La Procura barese ha infine chiesto all’architetto Elia di verificare gli effetti dell’applicazione della nuova normativa regionale (la legge regionale n. 30/2020 istitutiva del parco regionale di Costa Ripagnola). Le sue conclusioni sono lapidarie: «Dal confronto cartografico riportato negli allegati risulta evidente come gli emendamenti del 28.07.2020 presentati in Consiglio regionale dal consigliere F. Amati contenevano un lungo elenco di particelle catastali del comune di Polignano a Mare raggruppate per “zone”, aventi lo scopo di modificare la tipizzazione della zona “Costa Ripagnola” oggetto del procedimento che ci occupa (area Serim) da “zona 1” a “zona 2” e in parte — nella zona d’ingresso — addirittura in “zona 3”. Di fatto, rendendo in questo modo possibili interventi come la “ristrutturazione edilizia” ai sensi dell’art. 3 del DPR 380/2001 che in questo caso, paradossalmente, renderebbe possibili anche gli interventi di “demolizione” e “ricostruzione” a differenza del Prg del comune che prevede attualmente solo interventi di “manutenzione straordinaria” e “recupero conservativo”».

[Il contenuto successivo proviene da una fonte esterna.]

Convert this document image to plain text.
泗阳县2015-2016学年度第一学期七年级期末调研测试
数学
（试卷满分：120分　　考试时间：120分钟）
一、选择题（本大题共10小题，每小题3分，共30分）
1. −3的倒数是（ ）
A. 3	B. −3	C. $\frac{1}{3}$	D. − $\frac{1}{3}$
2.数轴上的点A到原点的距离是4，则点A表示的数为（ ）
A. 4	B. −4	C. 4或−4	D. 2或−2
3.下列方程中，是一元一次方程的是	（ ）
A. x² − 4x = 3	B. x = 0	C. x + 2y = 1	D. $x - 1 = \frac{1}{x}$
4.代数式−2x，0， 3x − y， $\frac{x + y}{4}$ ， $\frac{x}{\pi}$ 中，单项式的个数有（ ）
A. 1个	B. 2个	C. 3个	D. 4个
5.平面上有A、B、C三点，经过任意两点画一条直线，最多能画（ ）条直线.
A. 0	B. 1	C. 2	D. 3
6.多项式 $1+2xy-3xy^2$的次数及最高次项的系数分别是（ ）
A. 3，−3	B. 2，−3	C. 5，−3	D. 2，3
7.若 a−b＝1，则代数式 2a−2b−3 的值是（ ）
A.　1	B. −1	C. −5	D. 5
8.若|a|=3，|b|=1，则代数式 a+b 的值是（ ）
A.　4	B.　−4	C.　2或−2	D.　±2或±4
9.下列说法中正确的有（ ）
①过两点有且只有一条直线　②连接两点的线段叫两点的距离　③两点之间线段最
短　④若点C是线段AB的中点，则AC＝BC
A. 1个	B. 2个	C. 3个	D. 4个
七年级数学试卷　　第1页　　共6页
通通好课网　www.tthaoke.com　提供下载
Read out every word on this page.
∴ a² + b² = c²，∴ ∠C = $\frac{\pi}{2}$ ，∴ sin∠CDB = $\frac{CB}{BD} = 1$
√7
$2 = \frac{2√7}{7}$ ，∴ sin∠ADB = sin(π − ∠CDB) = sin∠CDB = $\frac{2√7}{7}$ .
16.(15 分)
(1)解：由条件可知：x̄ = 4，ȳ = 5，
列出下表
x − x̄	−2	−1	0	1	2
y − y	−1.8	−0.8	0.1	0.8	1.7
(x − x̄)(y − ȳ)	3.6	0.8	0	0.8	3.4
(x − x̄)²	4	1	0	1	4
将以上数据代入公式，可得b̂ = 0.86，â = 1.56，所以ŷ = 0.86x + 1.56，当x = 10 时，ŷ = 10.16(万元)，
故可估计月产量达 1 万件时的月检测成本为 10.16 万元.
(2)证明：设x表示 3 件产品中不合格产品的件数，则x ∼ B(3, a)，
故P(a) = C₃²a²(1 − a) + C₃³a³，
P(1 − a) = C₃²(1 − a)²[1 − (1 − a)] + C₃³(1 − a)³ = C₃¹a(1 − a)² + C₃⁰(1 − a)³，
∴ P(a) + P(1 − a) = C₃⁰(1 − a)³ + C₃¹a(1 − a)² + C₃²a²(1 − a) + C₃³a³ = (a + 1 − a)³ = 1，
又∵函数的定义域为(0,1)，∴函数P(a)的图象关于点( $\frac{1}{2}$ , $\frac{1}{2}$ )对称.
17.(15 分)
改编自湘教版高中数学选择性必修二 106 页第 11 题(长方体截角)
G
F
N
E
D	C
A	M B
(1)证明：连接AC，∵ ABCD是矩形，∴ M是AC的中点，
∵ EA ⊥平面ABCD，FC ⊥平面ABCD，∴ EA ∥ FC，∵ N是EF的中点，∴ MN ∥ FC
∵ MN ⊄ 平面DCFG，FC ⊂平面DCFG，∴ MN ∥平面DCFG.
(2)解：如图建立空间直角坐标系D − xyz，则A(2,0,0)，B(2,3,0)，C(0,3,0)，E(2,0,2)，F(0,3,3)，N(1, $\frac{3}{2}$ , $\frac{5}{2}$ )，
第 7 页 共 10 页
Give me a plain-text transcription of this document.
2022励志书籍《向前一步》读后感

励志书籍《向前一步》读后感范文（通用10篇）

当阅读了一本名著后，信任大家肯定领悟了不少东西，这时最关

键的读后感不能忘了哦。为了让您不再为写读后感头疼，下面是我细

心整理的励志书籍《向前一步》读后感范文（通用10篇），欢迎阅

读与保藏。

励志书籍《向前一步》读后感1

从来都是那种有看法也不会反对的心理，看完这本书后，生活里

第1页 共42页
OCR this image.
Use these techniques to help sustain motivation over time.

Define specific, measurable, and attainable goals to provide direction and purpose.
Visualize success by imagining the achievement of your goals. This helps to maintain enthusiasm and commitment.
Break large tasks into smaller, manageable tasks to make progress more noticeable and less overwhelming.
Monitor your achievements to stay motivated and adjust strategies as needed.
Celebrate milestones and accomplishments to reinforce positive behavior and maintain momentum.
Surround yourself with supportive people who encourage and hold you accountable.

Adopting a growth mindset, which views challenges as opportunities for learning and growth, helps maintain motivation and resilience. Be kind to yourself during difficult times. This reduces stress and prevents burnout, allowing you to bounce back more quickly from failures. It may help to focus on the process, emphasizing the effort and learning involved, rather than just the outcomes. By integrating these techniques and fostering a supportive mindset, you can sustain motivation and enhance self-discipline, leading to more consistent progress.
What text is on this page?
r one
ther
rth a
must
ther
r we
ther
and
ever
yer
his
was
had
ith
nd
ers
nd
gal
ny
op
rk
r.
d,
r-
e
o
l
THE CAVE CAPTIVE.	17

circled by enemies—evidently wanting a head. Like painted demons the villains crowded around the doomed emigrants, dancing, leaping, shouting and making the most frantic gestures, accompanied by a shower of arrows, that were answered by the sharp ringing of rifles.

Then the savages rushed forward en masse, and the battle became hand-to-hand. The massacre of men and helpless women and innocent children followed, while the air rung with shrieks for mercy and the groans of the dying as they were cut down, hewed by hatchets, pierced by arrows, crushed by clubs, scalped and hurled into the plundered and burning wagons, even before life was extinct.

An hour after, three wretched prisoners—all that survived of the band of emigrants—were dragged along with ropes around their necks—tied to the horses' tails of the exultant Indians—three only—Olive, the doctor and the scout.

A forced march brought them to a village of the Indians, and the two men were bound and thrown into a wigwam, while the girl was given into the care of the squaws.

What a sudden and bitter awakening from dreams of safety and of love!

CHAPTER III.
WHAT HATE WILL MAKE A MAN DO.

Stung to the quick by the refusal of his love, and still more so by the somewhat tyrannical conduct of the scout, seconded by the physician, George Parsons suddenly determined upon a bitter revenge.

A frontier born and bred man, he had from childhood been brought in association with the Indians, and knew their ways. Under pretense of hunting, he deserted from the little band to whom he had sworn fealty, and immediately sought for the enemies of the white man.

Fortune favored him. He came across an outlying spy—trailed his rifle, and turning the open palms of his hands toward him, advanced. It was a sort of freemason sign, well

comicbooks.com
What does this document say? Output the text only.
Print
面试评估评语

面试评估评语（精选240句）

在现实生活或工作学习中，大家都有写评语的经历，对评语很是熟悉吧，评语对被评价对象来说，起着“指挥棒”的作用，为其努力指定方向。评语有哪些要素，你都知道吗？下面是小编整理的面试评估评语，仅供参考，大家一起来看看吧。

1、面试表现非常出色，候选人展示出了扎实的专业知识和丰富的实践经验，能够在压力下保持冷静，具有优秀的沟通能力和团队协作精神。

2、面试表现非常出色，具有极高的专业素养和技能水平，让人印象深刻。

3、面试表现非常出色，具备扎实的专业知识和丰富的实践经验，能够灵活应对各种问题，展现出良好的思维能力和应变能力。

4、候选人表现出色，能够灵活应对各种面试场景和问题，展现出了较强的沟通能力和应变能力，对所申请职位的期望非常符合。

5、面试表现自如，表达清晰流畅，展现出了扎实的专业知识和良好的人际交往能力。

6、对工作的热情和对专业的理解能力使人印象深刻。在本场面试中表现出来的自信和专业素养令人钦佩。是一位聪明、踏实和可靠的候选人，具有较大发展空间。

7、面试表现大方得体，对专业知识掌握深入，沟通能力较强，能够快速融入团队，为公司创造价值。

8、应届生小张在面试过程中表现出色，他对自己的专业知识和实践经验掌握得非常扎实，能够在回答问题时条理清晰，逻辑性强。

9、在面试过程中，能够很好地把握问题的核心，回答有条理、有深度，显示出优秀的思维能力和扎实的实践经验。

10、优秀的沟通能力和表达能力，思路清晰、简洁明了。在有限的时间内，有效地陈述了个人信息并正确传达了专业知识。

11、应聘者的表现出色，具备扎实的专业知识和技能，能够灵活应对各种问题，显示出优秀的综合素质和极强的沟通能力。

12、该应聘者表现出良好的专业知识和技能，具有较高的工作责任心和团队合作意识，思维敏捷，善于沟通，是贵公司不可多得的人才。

Ricordiamo che con analoghe considerazioni la Corte Costituzionale ha demolito buona parte della legge istitutiva del parco di Costa Ripagnola. E, verosimilmente, a poco serve la norma che fa salvi gli interventi autorizzati prima dell’entrata in vigore della stessa legge perché la compatibilità dell’intervento Serim con la disciplina della zona 1 del parco è tutta da verificare.